AI Translation Post-Editing: What Nobody Tells You Until You've Burned a Client
Last year I watched a senior developer ship a localized SaaS product to Japan after running every string through GPT-4 and doing a 20-minute "sanity check." Three weeks post-launch, a native Japanese user filed a support ticket pointing out that the onboarding flow's CTA translated literally to "Please insert your email address into the hole." The model had chosen 穴 (hole/cavity) over 欄 (field/blank). Technically defensible. Catastrophically wrong. This is the gap that post-editing is supposed to close — and most AI workflows treat it like a formality rather than a discipline.
The Real Problem Isn't Accuracy, It's Confidence Miscalibration
Every developer who has shipped AI-translated content thinks the hard part is catching wrong translations. It isn't. Modern frontier models translate accurately at the sentence level 90%+ of the time across major language pairs. The hard part is that the remaining errors are distributed in a way that defeats normal review strategies.

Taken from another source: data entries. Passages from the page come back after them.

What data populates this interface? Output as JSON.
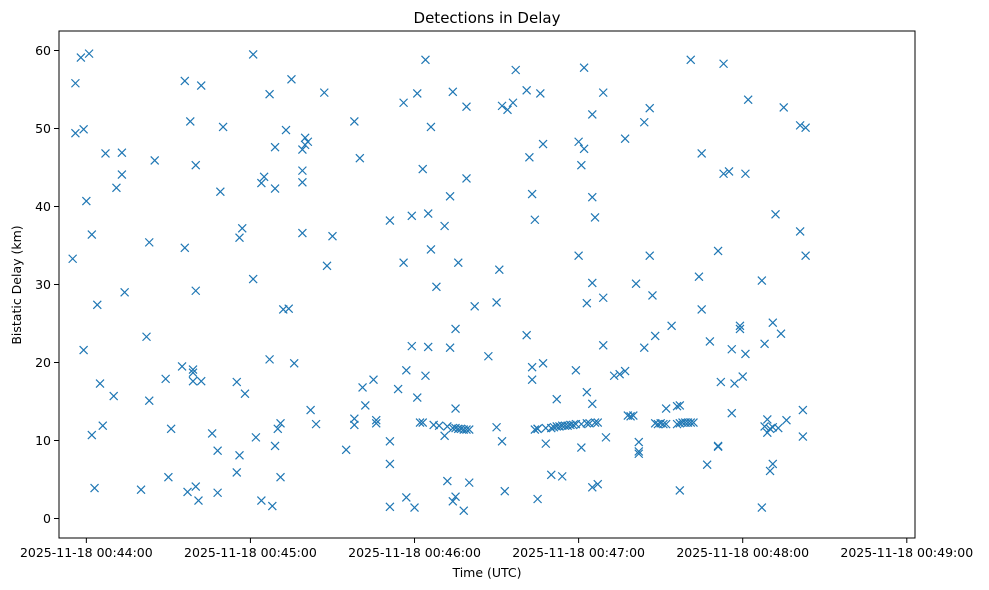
{
  "chart_data": {
    "type": "scatter",
    "title": "Detections in Delay",
    "xlabel": "Time (UTC)",
    "ylabel": "Bistatic Delay (km)",
    "marker": "x",
    "marker_color": "#1f77b4",
    "grid": false,
    "xlim": [
      "2025-11-18 00:43:50",
      "2025-11-18 00:49:03"
    ],
    "ylim": [
      -2.5,
      62.5
    ],
    "x_ticks": [
      "2025-11-18 00:44:00",
      "2025-11-18 00:45:00",
      "2025-11-18 00:46:00",
      "2025-11-18 00:47:00",
      "2025-11-18 00:48:00",
      "2025-11-18 00:49:00"
    ],
    "y_ticks": [
      0,
      10,
      20,
      30,
      40,
      50,
      60
    ],
    "points": [
      [
        "2025-11-18 00:43:55",
        33.3
      ],
      [
        "2025-11-18 00:43:56",
        55.8
      ],
      [
        "2025-11-18 00:43:56",
        49.4
      ],
      [
        "2025-11-18 00:43:58",
        59.1
      ],
      [
        "2025-11-18 00:43:59",
        21.6
      ],
      [
        "2025-11-18 00:43:59",
        49.9
      ],
      [
        "2025-11-18 00:44:00",
        40.7
      ],
      [
        "2025-11-18 00:44:01",
        59.6
      ],
      [
        "2025-11-18 00:44:02",
        36.4
      ],
      [
        "2025-11-18 00:44:02",
        10.7
      ],
      [
        "2025-11-18 00:44:03",
        3.9
      ],
      [
        "2025-11-18 00:44:04",
        27.4
      ],
      [
        "2025-11-18 00:44:05",
        17.3
      ],
      [
        "2025-11-18 00:44:06",
        11.9
      ],
      [
        "2025-11-18 00:44:07",
        46.8
      ],
      [
        "2025-11-18 00:44:10",
        15.7
      ],
      [
        "2025-11-18 00:44:11",
        42.4
      ],
      [
        "2025-11-18 00:44:13",
        46.9
      ],
      [
        "2025-11-18 00:44:13",
        44.1
      ],
      [
        "2025-11-18 00:44:14",
        29.0
      ],
      [
        "2025-11-18 00:44:20",
        3.7
      ],
      [
        "2025-11-18 00:44:22",
        23.3
      ],
      [
        "2025-11-18 00:44:23",
        35.4
      ],
      [
        "2025-11-18 00:44:23",
        15.1
      ],
      [
        "2025-11-18 00:44:25",
        45.9
      ],
      [
        "2025-11-18 00:44:29",
        17.9
      ],
      [
        "2025-11-18 00:44:30",
        5.3
      ],
      [
        "2025-11-18 00:44:31",
        11.5
      ],
      [
        "2025-11-18 00:44:35",
        19.5
      ],
      [
        "2025-11-18 00:44:36",
        34.7
      ],
      [
        "2025-11-18 00:44:36",
        56.1
      ],
      [
        "2025-11-18 00:44:37",
        3.4
      ],
      [
        "2025-11-18 00:44:38",
        50.9
      ],
      [
        "2025-11-18 00:44:39",
        18.7
      ],
      [
        "2025-11-18 00:44:39",
        19.1
      ],
      [
        "2025-11-18 00:44:39",
        17.6
      ],
      [
        "2025-11-18 00:44:40",
        45.3
      ],
      [
        "2025-11-18 00:44:40",
        29.2
      ],
      [
        "2025-11-18 00:44:40",
        4.1
      ],
      [
        "2025-11-18 00:44:41",
        2.3
      ],
      [
        "2025-11-18 00:44:42",
        55.5
      ],
      [
        "2025-11-18 00:44:42",
        17.6
      ],
      [
        "2025-11-18 00:44:46",
        10.9
      ],
      [
        "2025-11-18 00:44:48",
        3.3
      ],
      [
        "2025-11-18 00:44:48",
        8.7
      ],
      [
        "2025-11-18 00:44:49",
        41.9
      ],
      [
        "2025-11-18 00:44:50",
        50.2
      ],
      [
        "2025-11-18 00:44:55",
        5.9
      ],
      [
        "2025-11-18 00:44:55",
        17.5
      ],
      [
        "2025-11-18 00:44:56",
        8.1
      ],
      [
        "2025-11-18 00:44:56",
        36.0
      ],
      [
        "2025-11-18 00:44:57",
        37.2
      ],
      [
        "2025-11-18 00:44:58",
        16.0
      ],
      [
        "2025-11-18 00:45:01",
        30.7
      ],
      [
        "2025-11-18 00:45:01",
        59.5
      ],
      [
        "2025-11-18 00:45:02",
        10.4
      ],
      [
        "2025-11-18 00:45:04",
        2.3
      ],
      [
        "2025-11-18 00:45:04",
        43.0
      ],
      [
        "2025-11-18 00:45:05",
        43.8
      ],
      [
        "2025-11-18 00:45:07",
        54.4
      ],
      [
        "2025-11-18 00:45:07",
        20.4
      ],
      [
        "2025-11-18 00:45:08",
        1.6
      ],
      [
        "2025-11-18 00:45:09",
        9.3
      ],
      [
        "2025-11-18 00:45:09",
        42.3
      ],
      [
        "2025-11-18 00:45:09",
        47.6
      ],
      [
        "2025-11-18 00:45:10",
        11.5
      ],
      [
        "2025-11-18 00:45:11",
        5.3
      ],
      [
        "2025-11-18 00:45:11",
        12.2
      ],
      [
        "2025-11-18 00:45:12",
        26.8
      ],
      [
        "2025-11-18 00:45:13",
        49.8
      ],
      [
        "2025-11-18 00:45:14",
        26.9
      ],
      [
        "2025-11-18 00:45:15",
        56.3
      ],
      [
        "2025-11-18 00:45:16",
        19.9
      ],
      [
        "2025-11-18 00:45:19",
        44.6
      ],
      [
        "2025-11-18 00:45:19",
        43.1
      ],
      [
        "2025-11-18 00:45:19",
        36.6
      ],
      [
        "2025-11-18 00:45:19",
        47.3
      ],
      [
        "2025-11-18 00:45:20",
        48.8
      ],
      [
        "2025-11-18 00:45:20",
        47.9
      ],
      [
        "2025-11-18 00:45:21",
        48.3
      ],
      [
        "2025-11-18 00:45:22",
        13.9
      ],
      [
        "2025-11-18 00:45:24",
        12.1
      ],
      [
        "2025-11-18 00:45:27",
        54.6
      ],
      [
        "2025-11-18 00:45:28",
        32.4
      ],
      [
        "2025-11-18 00:45:30",
        36.2
      ],
      [
        "2025-11-18 00:45:35",
        8.8
      ],
      [
        "2025-11-18 00:45:38",
        12.8
      ],
      [
        "2025-11-18 00:45:38",
        12.0
      ],
      [
        "2025-11-18 00:45:38",
        50.9
      ],
      [
        "2025-11-18 00:45:40",
        46.2
      ],
      [
        "2025-11-18 00:45:41",
        16.8
      ],
      [
        "2025-11-18 00:45:42",
        14.5
      ],
      [
        "2025-11-18 00:45:45",
        17.8
      ],
      [
        "2025-11-18 00:45:46",
        12.6
      ],
      [
        "2025-11-18 00:45:46",
        12.2
      ],
      [
        "2025-11-18 00:45:51",
        1.5
      ],
      [
        "2025-11-18 00:45:51",
        9.9
      ],
      [
        "2025-11-18 00:45:51",
        7.0
      ],
      [
        "2025-11-18 00:45:51",
        38.2
      ],
      [
        "2025-11-18 00:45:54",
        16.6
      ],
      [
        "2025-11-18 00:45:56",
        53.3
      ],
      [
        "2025-11-18 00:45:56",
        32.8
      ],
      [
        "2025-11-18 00:45:57",
        19.0
      ],
      [
        "2025-11-18 00:45:57",
        2.7
      ],
      [
        "2025-11-18 00:45:59",
        38.8
      ],
      [
        "2025-11-18 00:45:59",
        22.1
      ],
      [
        "2025-11-18 00:46:00",
        1.4
      ],
      [
        "2025-11-18 00:46:01",
        54.5
      ],
      [
        "2025-11-18 00:46:01",
        15.5
      ],
      [
        "2025-11-18 00:46:02",
        12.3
      ],
      [
        "2025-11-18 00:46:03",
        44.8
      ],
      [
        "2025-11-18 00:46:03",
        12.3
      ],
      [
        "2025-11-18 00:46:04",
        18.3
      ],
      [
        "2025-11-18 00:46:04",
        58.8
      ],
      [
        "2025-11-18 00:46:05",
        39.1
      ],
      [
        "2025-11-18 00:46:05",
        22.0
      ],
      [
        "2025-11-18 00:46:06",
        34.5
      ],
      [
        "2025-11-18 00:46:06",
        50.2
      ],
      [
        "2025-11-18 00:46:07",
        12.0
      ],
      [
        "2025-11-18 00:46:08",
        29.7
      ],
      [
        "2025-11-18 00:46:09",
        11.9
      ],
      [
        "2025-11-18 00:46:11",
        37.5
      ],
      [
        "2025-11-18 00:46:11",
        10.6
      ],
      [
        "2025-11-18 00:46:12",
        4.8
      ],
      [
        "2025-11-18 00:46:12",
        11.8
      ],
      [
        "2025-11-18 00:46:13",
        21.9
      ],
      [
        "2025-11-18 00:46:13",
        41.3
      ],
      [
        "2025-11-18 00:46:14",
        11.6
      ],
      [
        "2025-11-18 00:46:14",
        54.7
      ],
      [
        "2025-11-18 00:46:14",
        2.2
      ],
      [
        "2025-11-18 00:46:15",
        2.8
      ],
      [
        "2025-11-18 00:46:15",
        14.1
      ],
      [
        "2025-11-18 00:46:15",
        11.6
      ],
      [
        "2025-11-18 00:46:15",
        24.3
      ],
      [
        "2025-11-18 00:46:16",
        11.5
      ],
      [
        "2025-11-18 00:46:16",
        32.8
      ],
      [
        "2025-11-18 00:46:17",
        11.5
      ],
      [
        "2025-11-18 00:46:18",
        11.4
      ],
      [
        "2025-11-18 00:46:18",
        1.0
      ],
      [
        "2025-11-18 00:46:19",
        11.4
      ],
      [
        "2025-11-18 00:46:19",
        52.8
      ],
      [
        "2025-11-18 00:46:19",
        43.6
      ],
      [
        "2025-11-18 00:46:20",
        11.4
      ],
      [
        "2025-11-18 00:46:20",
        4.6
      ],
      [
        "2025-11-18 00:46:22",
        27.2
      ],
      [
        "2025-11-18 00:46:27",
        20.8
      ],
      [
        "2025-11-18 00:46:30",
        11.7
      ],
      [
        "2025-11-18 00:46:30",
        27.7
      ],
      [
        "2025-11-18 00:46:31",
        31.9
      ],
      [
        "2025-11-18 00:46:32",
        52.9
      ],
      [
        "2025-11-18 00:46:32",
        9.9
      ],
      [
        "2025-11-18 00:46:33",
        3.5
      ],
      [
        "2025-11-18 00:46:34",
        52.4
      ],
      [
        "2025-11-18 00:46:36",
        53.3
      ],
      [
        "2025-11-18 00:46:37",
        57.5
      ],
      [
        "2025-11-18 00:46:41",
        54.9
      ],
      [
        "2025-11-18 00:46:41",
        23.5
      ],
      [
        "2025-11-18 00:46:42",
        46.3
      ],
      [
        "2025-11-18 00:46:43",
        41.6
      ],
      [
        "2025-11-18 00:46:43",
        17.8
      ],
      [
        "2025-11-18 00:46:43",
        19.4
      ],
      [
        "2025-11-18 00:46:44",
        11.4
      ],
      [
        "2025-11-18 00:46:44",
        38.3
      ],
      [
        "2025-11-18 00:46:45",
        11.5
      ],
      [
        "2025-11-18 00:46:45",
        2.5
      ],
      [
        "2025-11-18 00:46:45",
        11.5
      ],
      [
        "2025-11-18 00:46:46",
        54.5
      ],
      [
        "2025-11-18 00:46:47",
        48.0
      ],
      [
        "2025-11-18 00:46:47",
        19.9
      ],
      [
        "2025-11-18 00:46:48",
        9.6
      ],
      [
        "2025-11-18 00:46:48",
        11.6
      ],
      [
        "2025-11-18 00:46:50",
        11.6
      ],
      [
        "2025-11-18 00:46:50",
        5.6
      ],
      [
        "2025-11-18 00:46:51",
        11.7
      ],
      [
        "2025-11-18 00:46:52",
        15.3
      ],
      [
        "2025-11-18 00:46:52",
        11.8
      ],
      [
        "2025-11-18 00:46:53",
        11.8
      ],
      [
        "2025-11-18 00:46:54",
        11.9
      ],
      [
        "2025-11-18 00:46:54",
        5.4
      ],
      [
        "2025-11-18 00:46:55",
        11.9
      ],
      [
        "2025-11-18 00:46:56",
        11.9
      ],
      [
        "2025-11-18 00:46:57",
        12.0
      ],
      [
        "2025-11-18 00:46:58",
        12.0
      ],
      [
        "2025-11-18 00:46:59",
        12.1
      ],
      [
        "2025-11-18 00:46:59",
        19.0
      ],
      [
        "2025-11-18 00:47:00",
        33.7
      ],
      [
        "2025-11-18 00:47:00",
        48.3
      ],
      [
        "2025-11-18 00:47:01",
        12.1
      ],
      [
        "2025-11-18 00:47:01",
        45.3
      ],
      [
        "2025-11-18 00:47:01",
        9.1
      ],
      [
        "2025-11-18 00:47:02",
        57.8
      ],
      [
        "2025-11-18 00:47:02",
        47.4
      ],
      [
        "2025-11-18 00:47:03",
        12.2
      ],
      [
        "2025-11-18 00:47:03",
        16.2
      ],
      [
        "2025-11-18 00:47:03",
        27.6
      ],
      [
        "2025-11-18 00:47:04",
        12.2
      ],
      [
        "2025-11-18 00:47:05",
        14.7
      ],
      [
        "2025-11-18 00:47:05",
        4.0
      ],
      [
        "2025-11-18 00:47:05",
        41.2
      ],
      [
        "2025-11-18 00:47:05",
        51.8
      ],
      [
        "2025-11-18 00:47:05",
        30.2
      ],
      [
        "2025-11-18 00:47:06",
        12.3
      ],
      [
        "2025-11-18 00:47:06",
        38.6
      ],
      [
        "2025-11-18 00:47:07",
        12.3
      ],
      [
        "2025-11-18 00:47:07",
        4.4
      ],
      [
        "2025-11-18 00:47:09",
        28.3
      ],
      [
        "2025-11-18 00:47:09",
        54.6
      ],
      [
        "2025-11-18 00:47:09",
        22.2
      ],
      [
        "2025-11-18 00:47:10",
        10.4
      ],
      [
        "2025-11-18 00:47:13",
        18.3
      ],
      [
        "2025-11-18 00:47:15",
        18.5
      ],
      [
        "2025-11-18 00:47:17",
        48.7
      ],
      [
        "2025-11-18 00:47:17",
        18.9
      ],
      [
        "2025-11-18 00:47:18",
        13.2
      ],
      [
        "2025-11-18 00:47:19",
        13.1
      ],
      [
        "2025-11-18 00:47:20",
        13.2
      ],
      [
        "2025-11-18 00:47:21",
        30.1
      ],
      [
        "2025-11-18 00:47:22",
        9.8
      ],
      [
        "2025-11-18 00:47:22",
        8.6
      ],
      [
        "2025-11-18 00:47:22",
        8.3
      ],
      [
        "2025-11-18 00:47:24",
        50.8
      ],
      [
        "2025-11-18 00:47:24",
        21.9
      ],
      [
        "2025-11-18 00:47:26",
        52.6
      ],
      [
        "2025-11-18 00:47:26",
        33.7
      ],
      [
        "2025-11-18 00:47:27",
        28.6
      ],
      [
        "2025-11-18 00:47:28",
        23.4
      ],
      [
        "2025-11-18 00:47:28",
        12.2
      ],
      [
        "2025-11-18 00:47:29",
        12.1
      ],
      [
        "2025-11-18 00:47:30",
        12.2
      ],
      [
        "2025-11-18 00:47:31",
        12.1
      ],
      [
        "2025-11-18 00:47:32",
        14.1
      ],
      [
        "2025-11-18 00:47:32",
        12.1
      ],
      [
        "2025-11-18 00:47:34",
        24.7
      ],
      [
        "2025-11-18 00:47:36",
        14.4
      ],
      [
        "2025-11-18 00:47:36",
        12.1
      ],
      [
        "2025-11-18 00:47:37",
        14.5
      ],
      [
        "2025-11-18 00:47:37",
        3.6
      ],
      [
        "2025-11-18 00:47:37",
        12.2
      ],
      [
        "2025-11-18 00:47:38",
        12.3
      ],
      [
        "2025-11-18 00:47:39",
        12.3
      ],
      [
        "2025-11-18 00:47:40",
        12.3
      ],
      [
        "2025-11-18 00:47:41",
        12.3
      ],
      [
        "2025-11-18 00:47:41",
        58.8
      ],
      [
        "2025-11-18 00:47:42",
        12.3
      ],
      [
        "2025-11-18 00:47:44",
        31.0
      ],
      [
        "2025-11-18 00:47:45",
        46.8
      ],
      [
        "2025-11-18 00:47:45",
        26.8
      ],
      [
        "2025-11-18 00:47:47",
        6.9
      ],
      [
        "2025-11-18 00:47:48",
        22.7
      ],
      [
        "2025-11-18 00:47:51",
        9.3
      ],
      [
        "2025-11-18 00:47:51",
        34.3
      ],
      [
        "2025-11-18 00:47:51",
        9.2
      ],
      [
        "2025-11-18 00:47:52",
        17.5
      ],
      [
        "2025-11-18 00:47:53",
        58.3
      ],
      [
        "2025-11-18 00:47:53",
        44.2
      ],
      [
        "2025-11-18 00:47:55",
        44.5
      ],
      [
        "2025-11-18 00:47:56",
        21.7
      ],
      [
        "2025-11-18 00:47:56",
        13.5
      ],
      [
        "2025-11-18 00:47:57",
        17.3
      ],
      [
        "2025-11-18 00:47:59",
        24.3
      ],
      [
        "2025-11-18 00:47:59",
        24.7
      ],
      [
        "2025-11-18 00:48:00",
        18.2
      ],
      [
        "2025-11-18 00:48:01",
        44.2
      ],
      [
        "2025-11-18 00:48:01",
        21.1
      ],
      [
        "2025-11-18 00:48:02",
        53.7
      ],
      [
        "2025-11-18 00:48:07",
        1.4
      ],
      [
        "2025-11-18 00:48:07",
        30.5
      ],
      [
        "2025-11-18 00:48:08",
        22.4
      ],
      [
        "2025-11-18 00:48:08",
        11.8
      ],
      [
        "2025-11-18 00:48:09",
        11.0
      ],
      [
        "2025-11-18 00:48:09",
        12.7
      ],
      [
        "2025-11-18 00:48:10",
        11.5
      ],
      [
        "2025-11-18 00:48:10",
        6.1
      ],
      [
        "2025-11-18 00:48:11",
        25.1
      ],
      [
        "2025-11-18 00:48:11",
        11.7
      ],
      [
        "2025-11-18 00:48:11",
        7.0
      ],
      [
        "2025-11-18 00:48:12",
        39.0
      ],
      [
        "2025-11-18 00:48:13",
        11.6
      ],
      [
        "2025-11-18 00:48:14",
        23.7
      ],
      [
        "2025-11-18 00:48:15",
        52.7
      ],
      [
        "2025-11-18 00:48:16",
        12.6
      ],
      [
        "2025-11-18 00:48:21",
        36.8
      ],
      [
        "2025-11-18 00:48:21",
        50.4
      ],
      [
        "2025-11-18 00:48:22",
        13.9
      ],
      [
        "2025-11-18 00:48:22",
        10.5
      ],
      [
        "2025-11-18 00:48:23",
        50.1
      ],
      [
        "2025-11-18 00:48:23",
        33.7
      ]
    ]
  }
}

AI translation errors cluster in specific zones: idiomatic expressions, domain-specific terminology with register ambiguity (formal vs. casual in Japanese, tu/vous in French for UI copy), numbers and units, and anything where the source text has intentional ambiguity (marketing copy, product names, taglines). These are also the zones your 20-minute reviewer skims fastest because everything looks fluent.